En ese momento, realmente me sentí tambaleante. Estaba exhausta, tanto física como mentalmente.

El evento que había trabajado tan duro en organizar debía ser algo que todos disfrutarían, y todos los miembros del club lo habían estado esperando con ilusión.

Él me sujetó la muñeca.

Su cabello negro parecía brillar visto de cerca.

Luego soltó un leve suspiro, y pude oler claramente el fresco aroma a menta en su aliento.

Sus ojos estaban fijos en mí con intensidad.

—Por supuesto que no voy a hacer eso, Sava.—

Entonces sus labios se curvaron hacia arriba en una sonrisa burlona, saboreando su victoria.

Mi rostro se enrojeció aún más por la irritación. Apretando los puños, empecé a golpearlo repetidamente.

El hombre de gran complexión esquivaba con facilidad.

Y justo cuando logré agarrarlo de nuevo por el cuello de la camisa, su mirada se desvió repentinamente hacia otro lado.
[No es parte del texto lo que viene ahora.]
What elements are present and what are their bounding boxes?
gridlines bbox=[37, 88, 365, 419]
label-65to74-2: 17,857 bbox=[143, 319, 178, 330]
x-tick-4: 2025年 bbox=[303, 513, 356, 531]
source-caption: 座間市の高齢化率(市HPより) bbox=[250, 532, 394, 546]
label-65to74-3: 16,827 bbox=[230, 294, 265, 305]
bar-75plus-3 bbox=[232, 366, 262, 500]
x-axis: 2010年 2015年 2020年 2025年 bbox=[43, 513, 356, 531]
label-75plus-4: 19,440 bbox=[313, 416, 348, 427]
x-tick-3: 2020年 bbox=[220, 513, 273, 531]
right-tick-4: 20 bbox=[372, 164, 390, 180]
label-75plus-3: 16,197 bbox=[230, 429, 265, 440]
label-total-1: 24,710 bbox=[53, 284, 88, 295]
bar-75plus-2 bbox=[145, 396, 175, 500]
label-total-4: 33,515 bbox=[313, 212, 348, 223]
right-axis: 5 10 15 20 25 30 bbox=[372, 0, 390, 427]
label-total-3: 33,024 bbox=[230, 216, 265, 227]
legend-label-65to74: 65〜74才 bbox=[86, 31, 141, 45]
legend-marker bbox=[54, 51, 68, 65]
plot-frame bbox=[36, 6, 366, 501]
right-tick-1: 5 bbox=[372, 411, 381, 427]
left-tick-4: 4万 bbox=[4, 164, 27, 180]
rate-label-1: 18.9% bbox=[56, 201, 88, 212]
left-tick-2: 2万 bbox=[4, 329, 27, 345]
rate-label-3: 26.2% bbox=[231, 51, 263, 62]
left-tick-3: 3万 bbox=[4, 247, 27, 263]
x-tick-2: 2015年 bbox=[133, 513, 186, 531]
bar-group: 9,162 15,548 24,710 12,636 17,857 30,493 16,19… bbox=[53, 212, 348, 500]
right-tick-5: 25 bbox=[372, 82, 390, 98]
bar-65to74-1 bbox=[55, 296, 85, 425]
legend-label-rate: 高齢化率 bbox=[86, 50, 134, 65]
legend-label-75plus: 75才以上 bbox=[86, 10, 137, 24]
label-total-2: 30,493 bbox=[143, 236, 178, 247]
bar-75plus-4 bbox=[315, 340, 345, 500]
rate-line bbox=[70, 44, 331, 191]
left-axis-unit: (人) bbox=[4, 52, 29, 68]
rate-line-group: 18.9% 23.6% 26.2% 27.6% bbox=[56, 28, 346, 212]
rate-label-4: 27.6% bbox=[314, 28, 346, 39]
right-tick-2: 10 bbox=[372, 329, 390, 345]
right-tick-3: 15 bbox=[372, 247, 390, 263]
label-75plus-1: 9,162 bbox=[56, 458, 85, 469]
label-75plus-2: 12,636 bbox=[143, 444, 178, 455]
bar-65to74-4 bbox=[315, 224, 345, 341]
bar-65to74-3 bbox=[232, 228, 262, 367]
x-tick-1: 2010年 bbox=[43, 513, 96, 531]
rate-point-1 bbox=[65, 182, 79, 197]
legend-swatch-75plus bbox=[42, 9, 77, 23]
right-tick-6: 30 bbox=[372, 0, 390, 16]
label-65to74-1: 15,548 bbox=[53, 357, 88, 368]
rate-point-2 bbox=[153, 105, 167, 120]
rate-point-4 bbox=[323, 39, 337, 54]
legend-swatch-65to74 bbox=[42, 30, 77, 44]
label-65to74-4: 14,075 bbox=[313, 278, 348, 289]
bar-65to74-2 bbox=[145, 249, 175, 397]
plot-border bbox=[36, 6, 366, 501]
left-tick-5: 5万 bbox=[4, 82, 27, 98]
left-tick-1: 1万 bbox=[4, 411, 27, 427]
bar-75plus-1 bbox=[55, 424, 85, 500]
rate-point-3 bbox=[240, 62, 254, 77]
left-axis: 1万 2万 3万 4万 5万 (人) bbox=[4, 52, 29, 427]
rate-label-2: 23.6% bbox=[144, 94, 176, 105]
Su mano reaccionó al instante, atrayéndome hacia un fuerte abrazo.

Lo siguiente que vi fue una enorme columna dentro de la habitación cayendo hacia nosotros.

Pero Bastian, aún sosteniéndome, logró apartarnos, haciéndonos rodar hacia el otro lado de la habitación.

Entonces apareció una luz brillante—tan intensa que parecía desbordar mi visión hasta el punto de no poder ver nada…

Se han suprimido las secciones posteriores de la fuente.